Avaya adds Identity-as-a-Service capability through partnership with Post Quantum

The new technology will roll out later this year in a new service, Mobile Experience, although Canadians will have to wait a little longer, since it will initially be limited to the U.S.

This week at the Enterprise Connect event in Orlando, Avaya made an important and related pair of announcements related to the addition of an -as-a-Service [IDaaS] capability. They announced a partnership with Post Quantum around IDaaS, using blockchain and quantum technologies. They also announced that the two companies will jointly collaborate on developing a new Avaya mobile cloud service, Avaya Mobile Experience, that will use these technologies to provide enhanced security.  The plan is to expand the technology to other Avaya offerings in due course.

“This partnership and service are attempting to focus on a use case that will lead to other things in the future,” said David Chavez, Vice President at Avaya’s Office of the Chief Technology Officer. “The use case here is a common one. When people interact with businesses through a contact centre, it’s hard to know if the other party is authentic. Any time a person contacts a business now, there’s always a little concern you are really talking to them, because of the sophistication of .”

The Avaya–Post Quantum collaboration is focused on creating a self-sovereign identity system, in which individuals maintain direct control of their own identity attributes and credentials.

“We wanted to make sure that our identity solution was self-sovereign, and if you go down that road, you need transparency among multiple parties,” Chavez said. “The best transparency technology uses blockchain. In addition, most businesses today, when they think of security solutions, think of industry standard security. However, there are issues of what quantum computing will do to traditional security going forward. Blockchain records are immortal – they live forever – and we want to make sure they are wrapped in quantum secure records. The only technology company we found that combined blockchain with a quantum secure method was Post Quantum.”

Chavez described Post Quantum as a technology company.

“Think of them as like a startup where they hire experienced experts in blockchain and quantum security,” he said. “They then use these experts to put together interesting pieces of a solution, and they seek out partners to bring together the pieces for a whole solution.”

Chavez said Avaya will contribute two main pieces to the partnership.
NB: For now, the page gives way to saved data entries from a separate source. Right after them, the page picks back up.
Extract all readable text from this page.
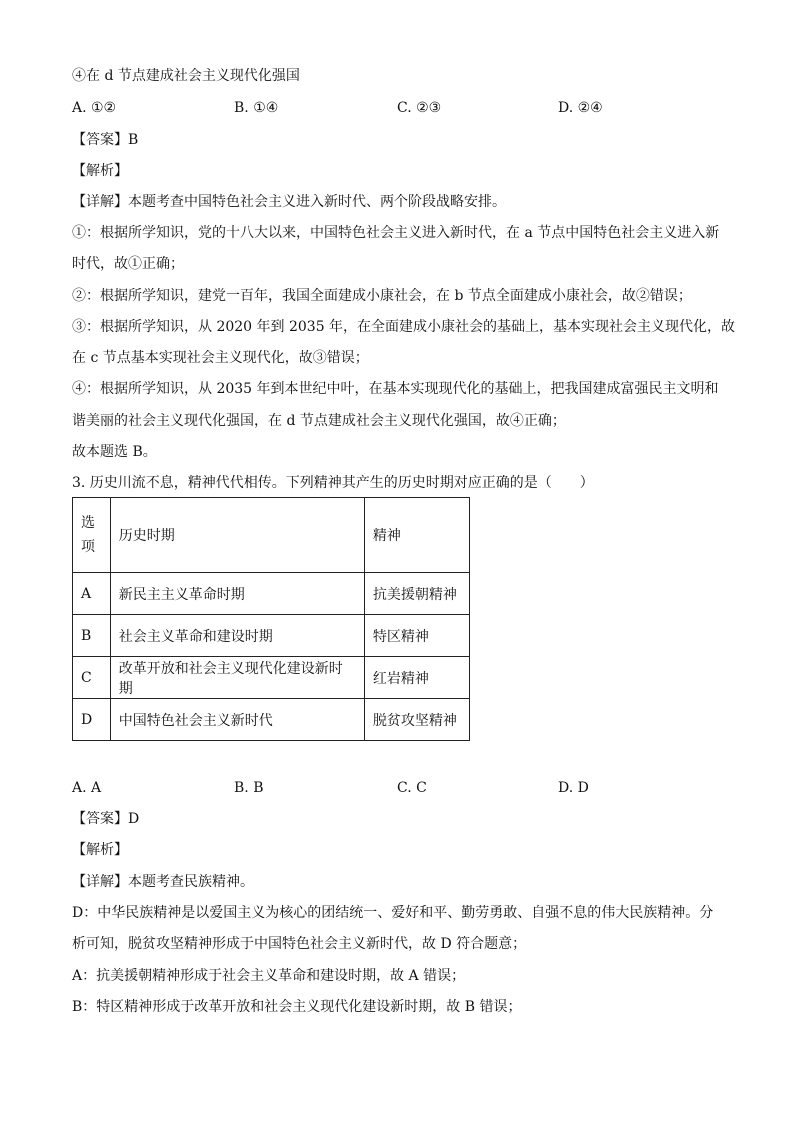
④在 d 节点建成社会主义现代化强国
A. ①②	B. ①④	C. ②③	D. ②④
【答案】B
【解析】
【详解】本题考查中国特色社会主义进入新时代、两个阶段战略安排。
①：根据所学知识，党的十八大以来，中国特色社会主义进入新时代，在 a 节点中国特色社会主义进入新
时代，故①正确；
②：根据所学知识，建党一百年，我国全面建成小康社会，在 b 节点全面建成小康社会，故②错误；
③：根据所学知识，从 2020 年到 2035 年，在全面建成小康社会的基础上，基本实现社会主义现代化，故
在 c 节点基本实现社会主义现代化，故③错误；
④：根据所学知识，从 2035 年到本世纪中叶，在基本实现现代化的基础上，把我国建成富强民主文明和
谐美丽的社会主义现代化强国，在 d 节点建成社会主义现代化强国，故④正确；
故本题选 B。
3. 历史川流不息，精神代代相传。下列精神其产生的历史时期对应正确的是（　　）
选项	历史时期	精神
A	新民主主义革命时期	抗美援朝精神
B	社会主义革命和建设时期	特区精神
C	改革开放和社会主义现代化建设新时期	红岩精神
D	中国特色社会主义新时代	脱贫攻坚精神
A. A	B. B	C. C	D. D
【答案】D
【解析】
【详解】本题考查民族精神。
D：中华民族精神是以爱国主义为核心的团结统一、爱好和平、勤劳勇敢、自强不息的伟大民族精神。分
析可知，脱贫攻坚精神形成于中国特色社会主义新时代，故 D 符合题意；
A：抗美援朝精神形成于社会主义革命和建设时期，故 A 错误；
B：特区精神形成于改革开放和社会主义现代化建设新时期，故 B 错误；
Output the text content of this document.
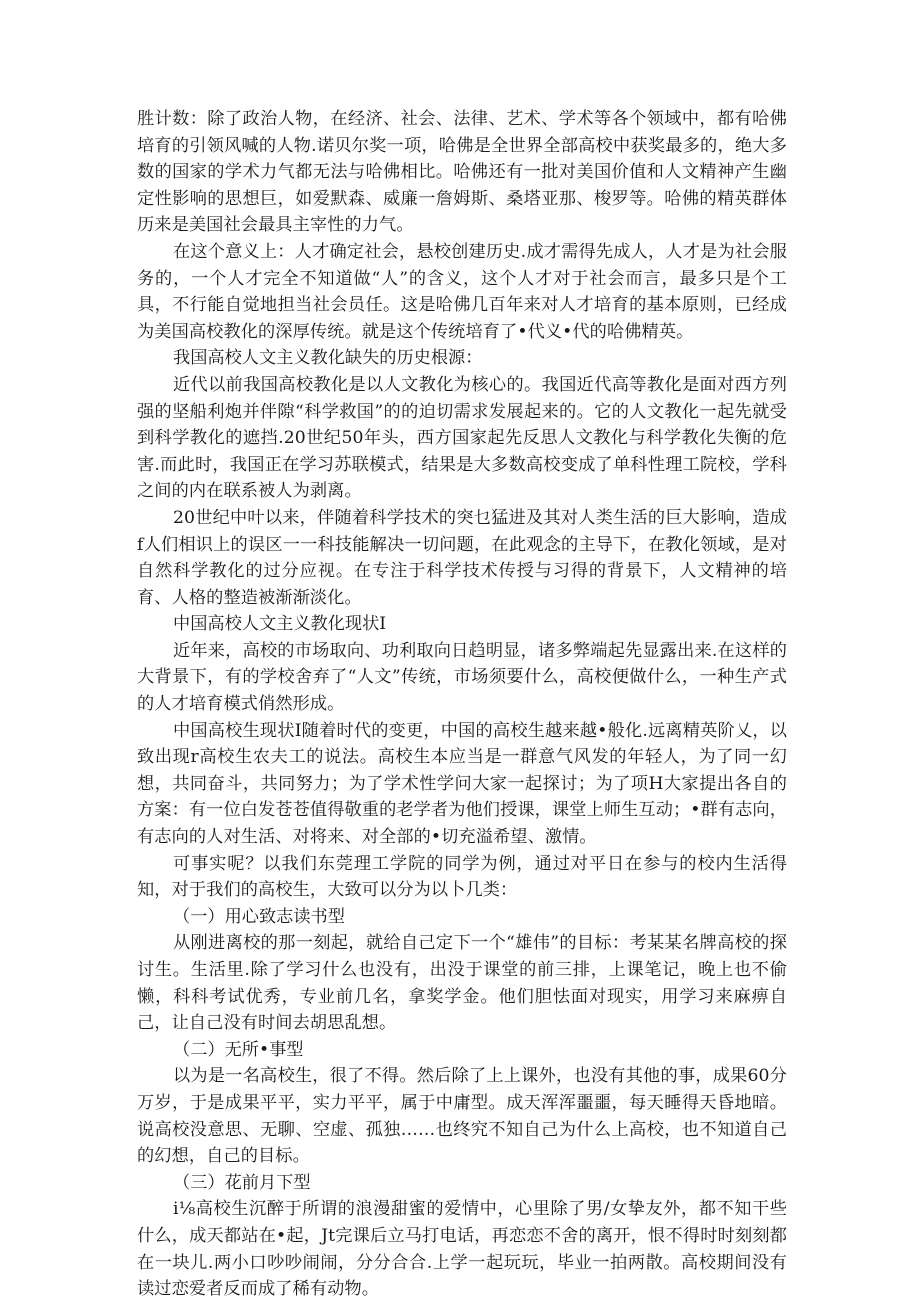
胜计数：除了政治人物，在经济、社会、法律、艺术、学术等各个领域中，都有哈佛培育的引领风喊的人物.诺贝尔奖一项，哈佛是全世界全部高校中获奖最多的，绝大多数的国家的学术力气都无法与哈佛相比。哈佛还有一批对美国价值和人文精神产生幽定性影响的思想巨，如爱默森、威廉一詹姆斯、桑塔亚那、梭罗等。哈佛的精英群体历来是美国社会最具主宰性的力气。

在这个意义上：人才确定社会，悬校创建历史.成才需得先成人，人才是为社会服务的，一个人才完全不知道做“人”的含义，这个人才对于社会而言，最多只是个工具，不行能自觉地担当社会员任。这是哈佛几百年来对人才培育的基本原则，已经成为美国高校教化的深厚传统。就是这个传统培育了•代义•代的哈佛精英。

我国高校人文主义教化缺失的历史根源：

近代以前我国高校教化是以人文教化为核心的。我国近代高等教化是面对西方列强的坚船利炮并伴隙“科学救国”的的迫切需求发展起来的。它的人文教化一起先就受到科学教化的遮挡.20世纪50年头，西方国家起先反思人文教化与科学教化失衡的危害.而此时，我国正在学习苏联模式，结果是大多数高校变成了单科性理工院校，学科之间的内在联系被人为剥离。

20世纪中叶以来，伴随着科学技术的突乜猛进及其对人类生活的巨大影响，造成f人们相识上的误区一一科技能解决一切问题，在此观念的主导下，在教化领域，是对自然科学教化的过分应视。在专注于科学技术传授与习得的背景下，人文精神的培育、人格的整造被渐渐淡化。

中国高校人文主义教化现状I

近年来，高校的市场取向、功利取向日趋明显，诸多弊端起先显露出来.在这样的大背景下，有的学校舍弃了“人文”传统，市场须要什么，高校便做什么，一种生产式的人才培育模式俏然形成。

中国高校生现状I随着时代的变更，中国的高校生越来越•般化.远离精英阶乂，以致出现r高校生农夫工的说法。高校生本应当是一群意气风发的年轻人，为了同一幻想，共同奋斗，共同努力；为了学术性学问大家一起探讨；为了项H大家提出各自的方案：有一位白发苍苍值得敬重的老学者为他们授课，课堂上师生互动；•群有志向，有志向的人对生活、对将来、对全部的•切充溢希望、激情。

可事实呢？以我们东莞理工学院的同学为例，通过对平日在参与的校内生活得知，对于我们的高校生，大致可以分为以卜几类：

（一）用心致志读书型

从刚进离校的那一刻起，就给自己定下一个“雄伟”的目标：考某某名牌高校的探讨生。生活里.除了学习什么也没有，出没于课堂的前三排，上课笔记，晚上也不偷懒，科科考试优秀，专业前几名，拿奖学金。他们胆怯面对现实，用学习来麻痹自己，让自己没有时间去胡思乱想。

（二）无所•事型

以为是一名高校生，很了不得。然后除了上上课外，也没有其他的事，成果60分万岁，于是成果平平，实力平平，属于中庸型。成天浑浑噩噩，每天睡得天昏地暗。说高校没意思、无聊、空虚、孤独……也终究不知自己为什么上高校，也不知道自己的幻想，自己的目标。

（三）花前月下型

i⅛高校生沉醉于所谓的浪漫甜蜜的爱情中，心里除了男/女挚友外，都不知干些什么，成天都站在•起，Jt完课后立马打电话，再恋恋不舍的离开，恨不得时时刻刻都在一块儿.两小口吵吵闹闹，分分合合.上学一起玩玩，毕业一拍两散。高校期间没有读过恋爱者反而成了稀有动物。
“First, we understand contact centres, so we know exactly the best way to integrate this into a contact centre solution,” he said. “Second, our solution is tightly bound to a smartphone, so that the customer doesn’t have to source any identity pieces on their own.” The IDaaS solution will use biometrics to authenticate mobile callers, unlocking sensitive data and using blockchain to allow contact centres to authenticate the customer’s identity and data.

This is Avaya’s first direct initiative to deal with the identity issue themselves.

“Before, we would leave identity as a problem for other companies to solve,” Chavez said.

The technology will be used first in Avaya Mobile Experience, a consumption-based cloud offering that is scheduled to go live late in calendar year 2018. It will identify when an incoming call originates from a mobile device, transport contextual information on the caller to the contact centre, and enable selected calls to be deflected to the mobile web.

“We are bringing it to market first through Avaya Mobile Experience, because there is a very straightforward path to fit in the mobile operation here,” Chavez said. “This will actually be the hardest use case to design – when someone phones into a contact centre and where neither party has ever heard each other before. At some point in the future, we will also support the same method with a mobile app.”

Avaya Mobile Experience will be available to partners to sell – although partners in Canada will have to wait a little while.

“Anyone can sell this,” Chavez said. “It’s not a direct only play. Initially, however, the solution set will be applied to U.S. phone numbers only. People from Canada will be able to call a U.S. number with Avaya Mobile Experience, but we aren’t supporting Canadian numbers yet.”

That’s not a situation that is likely to last for long, however.

“We will eventually be expanding it beyond that, on a country-by-country basis, Chavez said. “We have Canadian customers who are interested in this, and the Canadian market is one of those that is the easiest for us to expand into. I wouldn’t expect it will take very long for us to develop plans around Canadian numbers.”

Avaya also announced the closing of their acquisition of Spoken Communications, which was originally announced at their Avaya Engage event in January.